Beneath the gloss of star chefs and crystal-laden tables, the truffle supply chain is touched by theft, secrecy, sabotage, and fraud. Farmers patrol their fields with rifles and fear losing trade secrets to spies. Hunters plant poisoned meatballs to eliminate rival truffle-hunting dogs. Naive buyers and even knowledgeable experts are duped by liars and counterfeits.
Deeply reported and elegantly written, this page-turning exposé documents the dark, sometimes deadly crimes at each level of the truffle’s path from ground to plate, making sense of an industry that traffics in scarcity, seduction, and cash. Through it all, a question lingers: What, other than money, draws people to these dirt-covered jewels?
The Truffle Underground is a thrilling journey into the hidden underworld of the world's most prized luxury ingredient.

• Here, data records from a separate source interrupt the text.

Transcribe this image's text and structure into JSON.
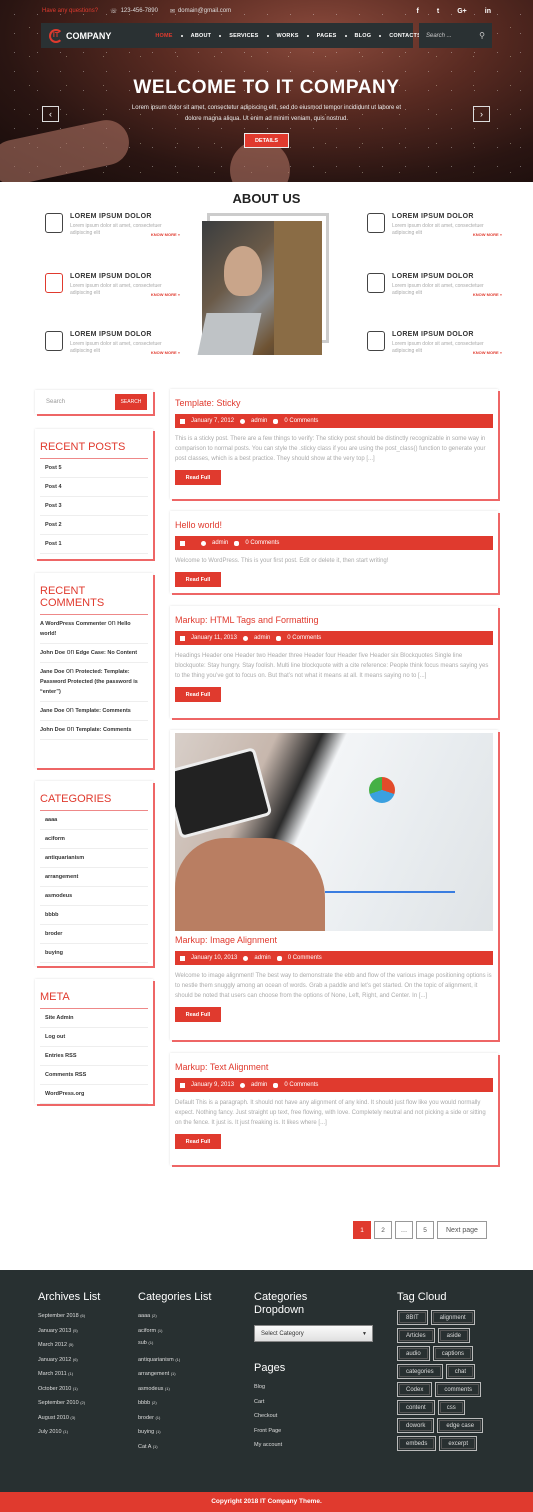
{
  "topbar": {
    "question": "Have any questions?",
    "phone": "123-456-7890",
    "email": "domain@gmail.com",
    "social": [
      "f",
      "t",
      "G+",
      "in"
    ]
  },
  "brand": {
    "logo_mark": "IT",
    "name": "COMPANY"
  },
  "nav": {
    "items": [
      "HOME",
      "ABOUT",
      "SERVICES",
      "WORKS",
      "PAGES",
      "BLOG",
      "CONTACTS"
    ],
    "search_placeholder": "Search ..."
  },
  "hero": {
    "title": "WELCOME TO IT COMPANY",
    "text": "Lorem ipsum dolor sit amet, consectetur adipiscing elit, sed do eiusmod tempor incididunt ut labore et dolore magna aliqua. Ut enim ad minim veniam, quis nostrud.",
    "button": "DETAILS",
    "prev": "‹",
    "next": "›"
  },
  "about": {
    "title": "ABOUT US",
    "features": [
      {
        "icon": "finance-icon",
        "title": "LOREM IPSUM DOLOR",
        "desc": "Lorem ipsum dolor sit amet, consectetuer adipiscing elit",
        "link": "KNOW MORE »"
      },
      {
        "icon": "developer-icon",
        "title": "LOREM IPSUM DOLOR",
        "desc": "Lorem ipsum dolor sit amet, consectetuer adipiscing elit",
        "link": "KNOW MORE »"
      },
      {
        "icon": "qr-code-icon",
        "title": "LOREM IPSUM DOLOR",
        "desc": "Lorem ipsum dolor sit amet, consectetuer adipiscing elit",
        "link": "KNOW MORE »"
      },
      {
        "icon": "support-agent-icon",
        "title": "LOREM IPSUM DOLOR",
        "desc": "Lorem ipsum dolor sit amet, consectetuer adipiscing elit",
        "link": "KNOW MORE »"
      },
      {
        "icon": "idea-icon",
        "title": "LOREM IPSUM DOLOR",
        "desc": "Lorem ipsum dolor sit amet, consectetuer adipiscing elit",
        "link": "KNOW MORE »"
      },
      {
        "icon": "hand-gear-icon",
        "title": "LOREM IPSUM DOLOR",
        "desc": "Lorem ipsum dolor sit amet, consectetuer adipiscing elit",
        "link": "KNOW MORE »"
      }
    ]
  },
  "sidebar": {
    "search": {
      "placeholder": "Search",
      "button": "SEARCH"
    },
    "recent_posts": {
      "title": "RECENT POSTS",
      "items": [
        "Post 5",
        "Post 4",
        "Post 3",
        "Post 2",
        "Post 1"
      ]
    },
    "recent_comments": {
      "title": "RECENT COMMENTS",
      "on": "on",
      "items": [
        {
          "author": "A WordPress Commenter",
          "post": "Hello world!"
        },
        {
          "author": "John Doe",
          "post": "Edge Case: No Content"
        },
        {
          "author": "Jane Doe",
          "post": "Protected: Template: Password Protected (the password is “enter”)"
        },
        {
          "author": "Jane Doe",
          "post": "Template: Comments"
        },
        {
          "author": "John Doe",
          "post": "Template: Comments"
        }
      ]
    },
    "categories": {
      "title": "CATEGORIES",
      "items": [
        "aaaa",
        "aciform",
        "antiquarianism",
        "arrangement",
        "asmodeus",
        "bbbb",
        "broder",
        "buying"
      ]
    },
    "meta": {
      "title": "META",
      "items": [
        "Site Admin",
        "Log out",
        "Entries RSS",
        "Comments RSS",
        "WordPress.org"
      ]
    }
  },
  "posts": [
    {
      "title": "Template: Sticky",
      "date": "January 7, 2012",
      "author": "admin",
      "comments": "0 Comments",
      "excerpt": "This is a sticky post. There are a few things to verify: The sticky post should be distinctly recognizable in some way in comparison to normal posts. You can style the .sticky class if you are using the post_class() function to generate your post classes, which is a best practice. They should show at the very top [...]",
      "button": "Read Full"
    },
    {
      "title": "Hello world!",
      "date": "",
      "author": "admin",
      "comments": "0 Comments",
      "excerpt": "Welcome to WordPress. This is your first post. Edit or delete it, then start writing!",
      "button": "Read Full"
    },
    {
      "title": "Markup: HTML Tags and Formatting",
      "date": "January 11, 2013",
      "author": "admin",
      "comments": "0 Comments",
      "excerpt": "Headings Header one Header two Header three Header four Header five Header six Blockquotes Single line blockquote: Stay hungry. Stay foolish. Multi line blockquote with a cite reference: People think focus means saying yes to the thing you’ve got to focus on. But that’s not what it means at all. It means saying no to [...]",
      "button": "Read Full"
    },
    {
      "title": "Markup: Image Alignment",
      "date": "January 10, 2013",
      "author": "admin",
      "comments": "0 Comments",
      "excerpt": "Welcome to image alignment! The best way to demonstrate the ebb and flow of the various image positioning options is to nestle them snuggly among an ocean of words. Grab a paddle and let’s get started. On the topic of alignment, it should be noted that users can choose from the options of None, Left, Right, and Center. In [...]",
      "button": "Read Full"
    },
    {
      "title": "Markup: Text Alignment",
      "date": "January 9, 2013",
      "author": "admin",
      "comments": "0 Comments",
      "excerpt": "Default This is a paragraph. It should not have any alignment of any kind. It should just flow like you would normally expect. Nothing fancy. Just straight up text, free flowing, with love. Completely neutral and not picking a side or sitting on the fence. It just is. It just freaking is. It likes where [...]",
      "button": "Read Full"
    }
  ],
  "pagination": {
    "pages": [
      "1",
      "2",
      "…",
      "5"
    ],
    "current": "1",
    "next": "Next page"
  },
  "footer": {
    "archives": {
      "title": "Archives List",
      "items": [
        [
          "September 2018",
          "(6)"
        ],
        [
          "January 2013",
          "(5)"
        ],
        [
          "March 2012",
          "(5)"
        ],
        [
          "January 2012",
          "(6)"
        ],
        [
          "March 2011",
          "(1)"
        ],
        [
          "October 2010",
          "(1)"
        ],
        [
          "September 2010",
          "(2)"
        ],
        [
          "August 2010",
          "(3)"
        ],
        [
          "July 2010",
          "(1)"
        ]
      ]
    },
    "categories": {
      "title": "Categories List",
      "items": [
        [
          "aaaa",
          "(2)"
        ],
        [
          "aciform",
          "(1)"
        ],
        [
          "sub",
          "(1)"
        ],
        [
          "antiquarianism",
          "(1)"
        ],
        [
          "arrangement",
          "(1)"
        ],
        [
          "asmodeus",
          "(1)"
        ],
        [
          "bbbb",
          "(2)"
        ],
        [
          "broder",
          "(1)"
        ],
        [
          "buying",
          "(1)"
        ],
        [
          "Cat A",
          "(1)"
        ]
      ]
    },
    "dropdown": {
      "title": "Categories Dropdown",
      "selected": "Select Category"
    },
    "pages": {
      "title": "Pages",
      "items": [
        "Blog",
        "Cart",
        "Checkout",
        "Front Page",
        "My account"
      ]
    },
    "tags": {
      "title": "Tag Cloud",
      "items": [
        "8BIT",
        "alignment",
        "Articles",
        "aside",
        "audio",
        "captions",
        "categories",
        "chat",
        "Codex",
        "comments",
        "content",
        "css",
        "dowork",
        "edge case",
        "embeds",
        "excerpt"
      ]
    },
    "copyright": "Copyright 2018 IT Company Theme."
  },
  "colors": {
    "accent": "#e03a2e",
    "dark": "#283031"
  }
}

Unsavory Truth: How Food Companies Skew The Science Of What We Eat
By Marion Nestle
Basic Books; hardcover, 304 pages; $30.00



Marion Nestle, the Paulette Goddard Professor of nutrition, food studies, and public health, emerita, at New York University, is America’s leading nutritionist.
In the new book Unsavory Truth, Nestle exposes how the food industry corrupts scientific research for profit and how it impacts what we eat.
Is chocolate heart-healthy? Does yogurt prevent type 2 diabetes? Do pomegranates help cheat death? News accounts bombard us with such amazing claims, report them as science, and influence what we eat.
Nestle explains that these studies are more about marketing than science, as they are often paid for by companies that sell those foods. Whether it’s a Coca-Cola-backed study hailing light exercise as a calorie neutralizer, or blueberry-sponsored investigators proclaiming that this fruit prevents erectile dysfunction, every corner of the food industry knows how to turn conflicted research into big profit.
Nestle argues that it’s time to put public health first, and Unsavory Truth reveals how the food industry manipulates nutrition science–and suggests what we can do about it.
In this intensely-researched book, there are examples of research influenced by a variety of industries, such as sugar, meat, dairy, and soft drinks, as well as trade associations for fruits vegetables and nuts.
Nestle discusses what the food industry can learn from attempts to manage conflicts of interest induced by the pharmaceutical and tobacco industries; how nutrition professionals and food companies can manage conflicted interests, now and in the future; and how consumers can interpret conflicted research when considering their own health and nutrition.
With riveting prose and unmatched investigative rigor, Nestle argues that we have a fighting chance to get our country's nutrition back on track with better policies for food companies and researchers, professional societies and journals, and consumer education.